USPS will run out of cash in early 2027 without help: Postmaster general |
USPS will run out of cash in early 2027 without help: Postmaster general
The U.S. Postal Service (USPS) will run out of money within a year, Postmaster General David Steiner told The Associated Press this week.
“We have to have a conversation with the American public,” Steiner said in an interview with the AP published Thursday. “If you want us to deliver everywhere, every day, we’ll do it. That’s not a problem. But who is going to pay for it?”
Funding the Postal Service relies on whether Congress votes to lift a $15 billion cap on the agency’s borrowing allowance, which has been in place since 1990, Steiner told the AP. Congress’s decision will impact the Postal Service’s ability to pay its workers and vendors who could be out of a paycheck come February 2027 and thus impact mail delivery nationwide.
“How long are employees going to work and vendors going to show up if we’re not paying them?” Steiner said during the interview. Steiner stepped into the role of postmaster general amid financial struggles at the agency last July. The Postal Service reported a $3.3 billion net loss during the quarter just before Steiner stepped into the role, a doubling from the same period the previous year. In November, it reported a net loss of $9 billion, a slight decrease from the $9.5 billion of net losses it reported the previous year. USPS’s total operating revenue increased to $80.5 billion for the year, which the agency attributed to its Ground Advantage shipping service.
In its 2025 results, the Postal Service said it was seeking administrative and legislative reforms “to remedy outdated and unwarranted financial and regulatory burdens.” It listed reforms including changes to retiree pension benefit funding rules, diversification of pension assets, raising the statutory debt ceiling and workers’ compensation.
Trump threatened to take over the independent agency last February by potentially putting it under the Department of Commerce. Under former Postmaster General Louis DeJoy, the agency signed a deal with the Department of Government Efficiency last March to cut jobs and spending at the USPS in an effort to reduce costs.
Steiner is scheduled to testify in front of Congress later this month on the agency’s financial losses and his ideas to make reforms to decades-old legislation, which he sees as limiting to the agency’s success.

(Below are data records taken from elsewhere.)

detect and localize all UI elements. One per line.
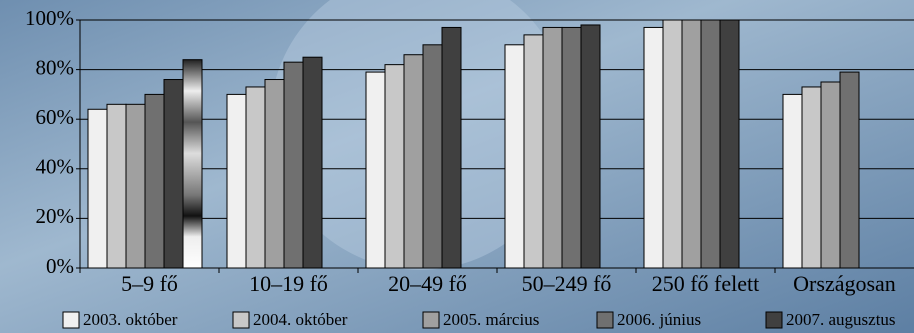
x-tick-label: 5–9 fő [121, 271, 178, 296]
bar [720, 20, 739, 268]
x-tick-label: Országosan [793, 271, 896, 296]
legend-swatch [423, 312, 439, 328]
bar [442, 27, 461, 268]
bar [246, 87, 265, 268]
legend-swatch [766, 312, 782, 328]
bar [663, 20, 682, 268]
legend-label: 2006. június [617, 310, 701, 329]
x-tick-label: 10–19 fő [249, 271, 328, 296]
bar [783, 94, 802, 268]
bar [581, 25, 600, 268]
bar [303, 57, 322, 268]
bar [385, 65, 404, 268]
bar [145, 94, 164, 268]
y-tick-label: 60% [36, 105, 75, 129]
bar [644, 27, 663, 268]
bar [423, 45, 442, 268]
bar [183, 60, 202, 268]
bar [802, 87, 821, 268]
bar [701, 20, 720, 268]
x-tick-label: 20–49 fő [388, 271, 467, 296]
bar [562, 27, 581, 268]
y-tick-label: 100% [25, 6, 74, 30]
bar [88, 109, 107, 268]
bar [821, 82, 840, 268]
x-tick-label: 250 fő felett [652, 271, 760, 296]
bar [682, 20, 701, 268]
bar [265, 80, 284, 268]
bar [164, 80, 183, 268]
bar [840, 72, 859, 268]
bar [366, 72, 385, 268]
bar [227, 94, 246, 268]
legend-swatch [233, 312, 249, 328]
bar [284, 62, 303, 268]
legend-label: 2005. március [443, 310, 539, 329]
y-tick-label: 40% [36, 155, 75, 179]
legend-swatch [63, 312, 79, 328]
legend-label: 2007. augusztus [786, 310, 896, 329]
bar [543, 27, 562, 268]
bar [524, 35, 543, 268]
y-tick-label: 0% [46, 254, 74, 278]
x-tick-label: 50–249 fő [522, 271, 612, 296]
bar [126, 104, 145, 268]
legend-label: 2004. október [253, 310, 348, 329]
legend-swatch [597, 312, 613, 328]
bar [404, 55, 423, 268]
bar [505, 45, 524, 268]
bar [107, 104, 126, 268]
legend-label: 2003. október [83, 310, 178, 329]
y-tick-label: 80% [36, 55, 75, 79]
chart: 0% 20% 40% 60% 80% 100% 5–9 fő 10–19 fő 20–49 fő… [0, 0, 914, 333]
y-tick-label: 20% [36, 204, 75, 228]
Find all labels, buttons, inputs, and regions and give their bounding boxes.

Steiner emphasized in his interview with the AP that the most efficient and immediate way to properly fund the Postal Service is for Congress to lift the borrowing cap.
“That will buy us the time to make the fixes we need to make, and we can sail on down the road,” Steiner told the AP.
He also said Congress should give the agency the authority to raise postage stamp prices, which would help limit borrowing needs. He told the AP that raising the cost of stamps from 78 to 95 cents would “fix” the financial struggles of the agency.
“If the Postal Regulatory Commission adopted our pricing model, problem solved,” he said in the interview.
In 2022, lawmakers passed the Postal Service Reform Act which eliminated a former requirement for the agency to prefund retiree health benefits. But with more people communicating and paying bills through the Internet, the annual volume of mail the Postal Service is managing has dropped from 220 billion to 110 billion, impacting its revenue.
“Take those 110 billion and put a 78-cent stamp on them. That’s $86 billion of revenue that evaporated in 15 years,” he said in conversation with the AP. “If either FedEx or UPS lost $86 billion of revenue, they would have no revenue.”
Steiner said that instead of helping, lawmakers have imposed “costly mandates.”
“I like to say we sort of got thrown overboard on a ship into the cold water, right? And instead of throwing us a life preserver, we get thrown an anchor.”
He also told the AP he didn’t understand the scale of the financial struggles of the Postal Service until he stepped into the role of postmaster general over the summer.
“Interestingly, I’m not sure some of the people at the Postal Service realized how dramatic it was,” Steiner said.